Salí sin nada. Un abandono total y empieza la vida, “como si nada”. Las constituciones de la Orden que nos hacían estudiar dicen: “La Orden ayude con bondad, de acuerdo con los estatutos, a todos los que dejan, sea espontánea o forzadamente, para que puedan llevar en el nuevo estado una digna vida cristiana y social, y encontrar medios adecuados para su sustento”. Me río al leer este párrafo. Ojalá alguien a mis veinte años me hubiera avisado que estas instituciones tienen grandes vacíos en sus estructuras, en donde no se vela por los derechos humanos.

Entendí los libros que hablaban de las comunidades de reciente fundación: la adoración al fundador, el traslado del carisma a la persona responsable, solo algunas saben cuál es el carisma (como si fueran personas iluminadas), las normativas no escritas, pero bien conocidas en la dinámica grupal, leyes no escritas con obligación de cumplir (evidentemente pasaban a ser arbitrarias por la autoridad). “Ese no es nuestro carisma”, “eso siempre se ha hecho así”, “lo dice la madre”. ¡Qué peligro! Había que caerle bien a “la madre”, porque de lo arbitrario a lo abusivo, existe o hay una línea muy delgada.

Indudablemente si una quiere encajar sin sufrir, no hay otro camino que el infantilismo: casi un volver a nacer, sin criterio propio, sin poder cuestionar. He visto a personas de cuarenta años preguntar qué envase usar para guardar la comida. ¿Cómo se perpetúan los abusos? Cuando los sistemas infantilizan a las personas, cuando no se les permite tener voz u opinar, cuando se crea el personaje del carisma, cuando se violenta al que piensa distinto a la autoridad, cuando se expulsa al que se da cuenta de la arbitrariedad, mi vida es testimonio de ello.

Yo sé lo que es que las personas con las que convives te vean menos por intentar hablar, sé lo que es que te excluyan porque no piensas igual que la priora, sé lo que es que hablen mal de ti y te miren mal día a día en tu comunidad porque no haces lo que dice la madre, sé lo que es callar porque no te creen, sé lo que es silenciarte porque te hacen sentir que no eres nadie-sin opinión porque dices algo distinto al carisma, sé lo que es perderme a mí misma por querer pertenecer, sé lo que es vivir sin identidad por no creer en mi propia voz. Ya no, no vuelvo a callar.
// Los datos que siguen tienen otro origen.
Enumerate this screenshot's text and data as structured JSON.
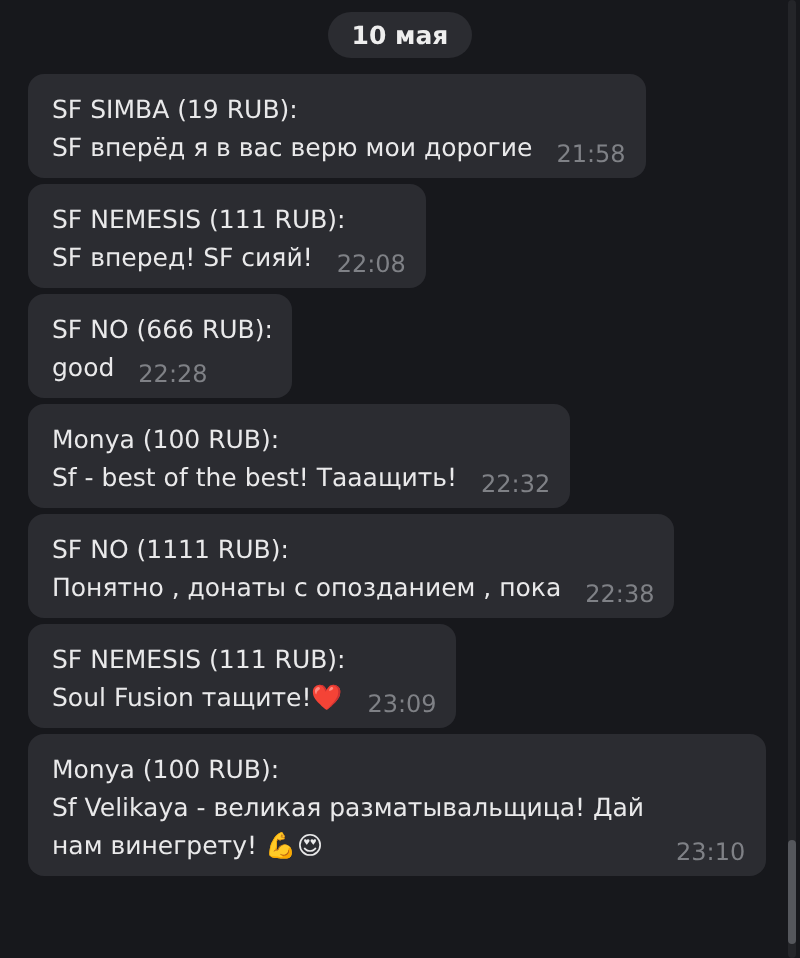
{
  "date_badge": "10 мая",
  "messages": [
    {
      "sender": "SF SIMBA  (19 RUB):",
      "text": "SF вперёд я в вас верю мои дорогие",
      "time": "21:58"
    },
    {
      "sender": "SF NEMESIS (111 RUB):",
      "text": "SF вперед! SF сияй!",
      "time": "22:08"
    },
    {
      "sender": "SF NO (666 RUB):",
      "text": "good",
      "time": "22:28"
    },
    {
      "sender": "Monya (100 RUB):",
      "text": "Sf - best of the best! Тааащить!",
      "time": "22:32"
    },
    {
      "sender": "SF NO (1111 RUB):",
      "text": "Понятно , донаты с опозданием , пока",
      "time": "22:38"
    },
    {
      "sender": "SF NEMESIS (111 RUB):",
      "text": "Soul Fusion тащите!❤️",
      "time": "23:09"
    },
    {
      "sender": "Monya (100 RUB):",
      "text": "Sf Velikaya - великая разматывальщица! Дай нам винегрету! 💪😍",
      "time": "23:10"
    }
  ]
}
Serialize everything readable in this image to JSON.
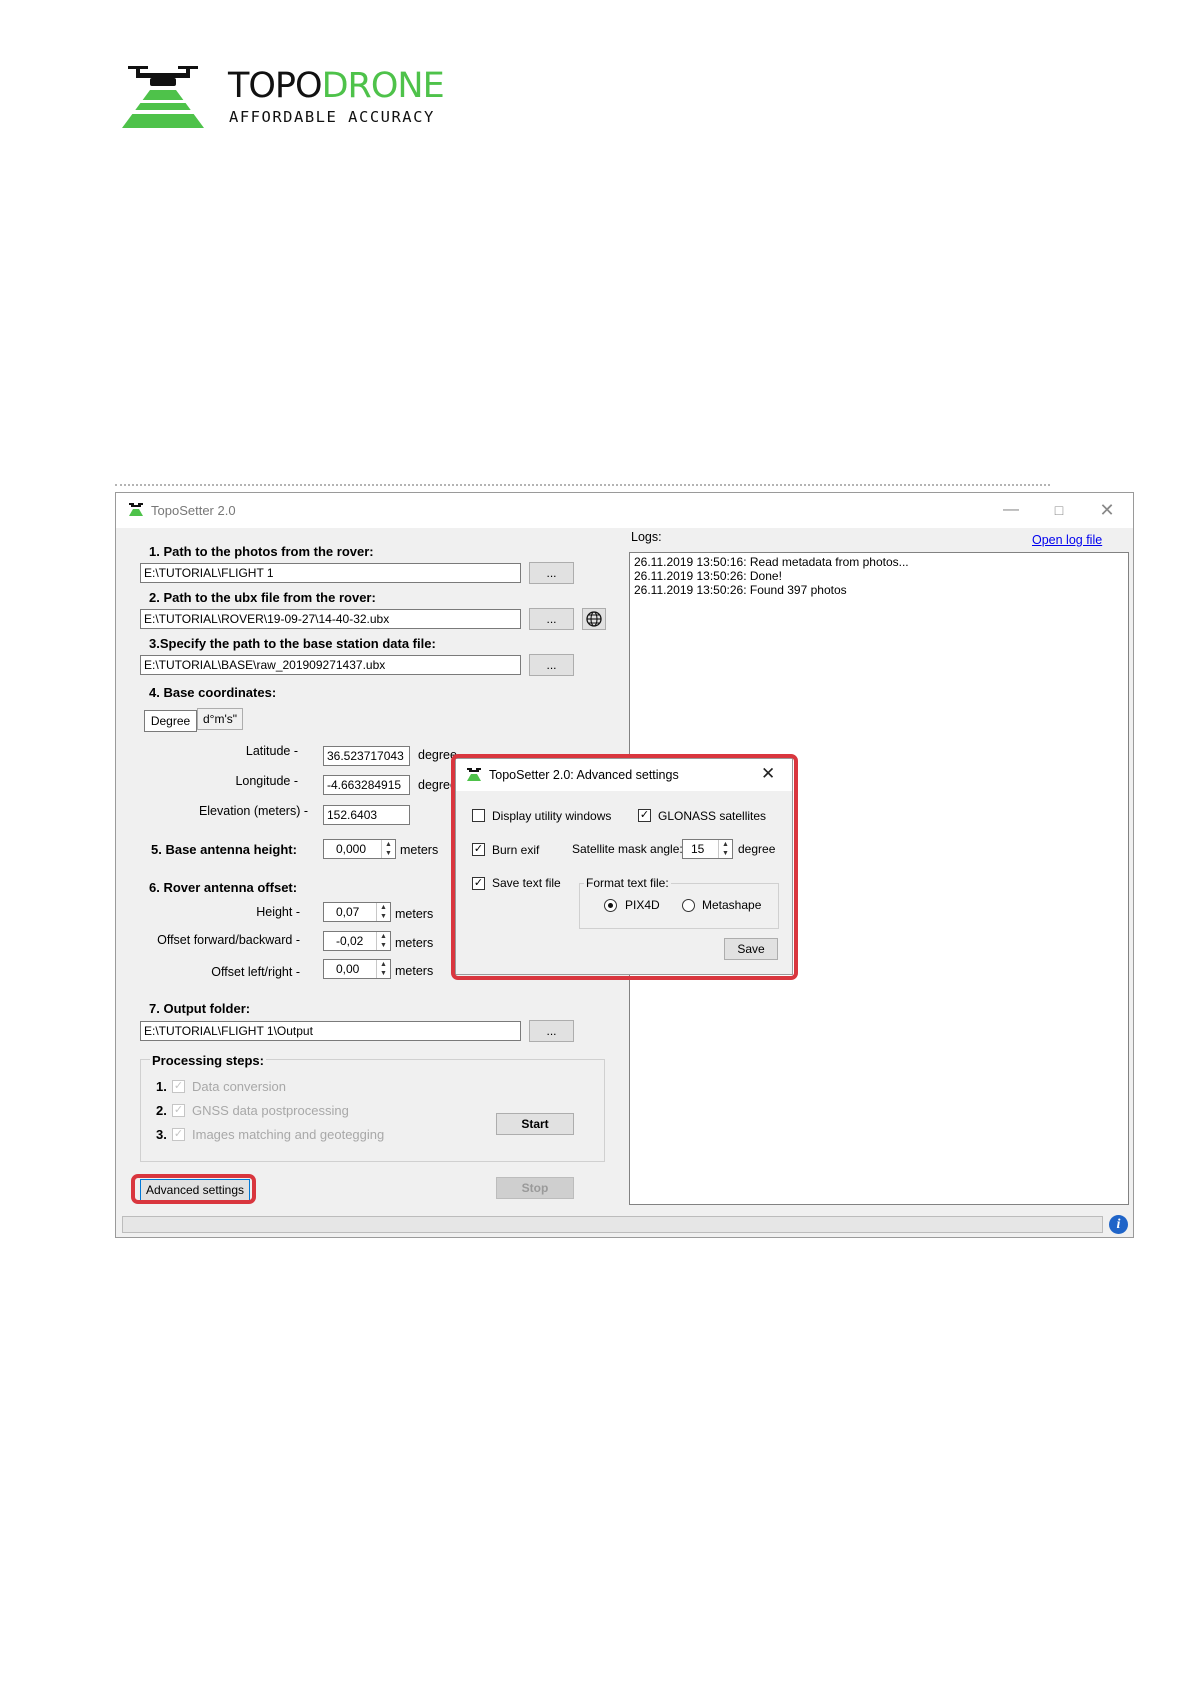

Podría contar diferentes situaciones en la misma línea y la situación de otras hermanas igual o más injustas. Me costó mucho desvelar el doble lenguaje que se replica en quien es priora o responsable: una voz muy dulce y amable, aunque realmente falsa porque en las acciones solo mostraba agresividad para defender su fundación, expulsando al que considere un peligro para su estabilidad de poder y temor a que se “pierda el carisma”. Efectivamente, como decían sus palabras: “la comunidad debe seguir su ritmo”, sin importar el daño que se causa a las hermanas que forman la comunidad.  Muchos han dicho que la comunidad es una víctima, permítanme discrepar, quizá no saben la otra parte de la historia, de las que no estamos en la comunidad.

Definitivamente lo de “una sola alma y un solo corazón en Dios” o lo de “Paz y Unidad”, quedaron lejos.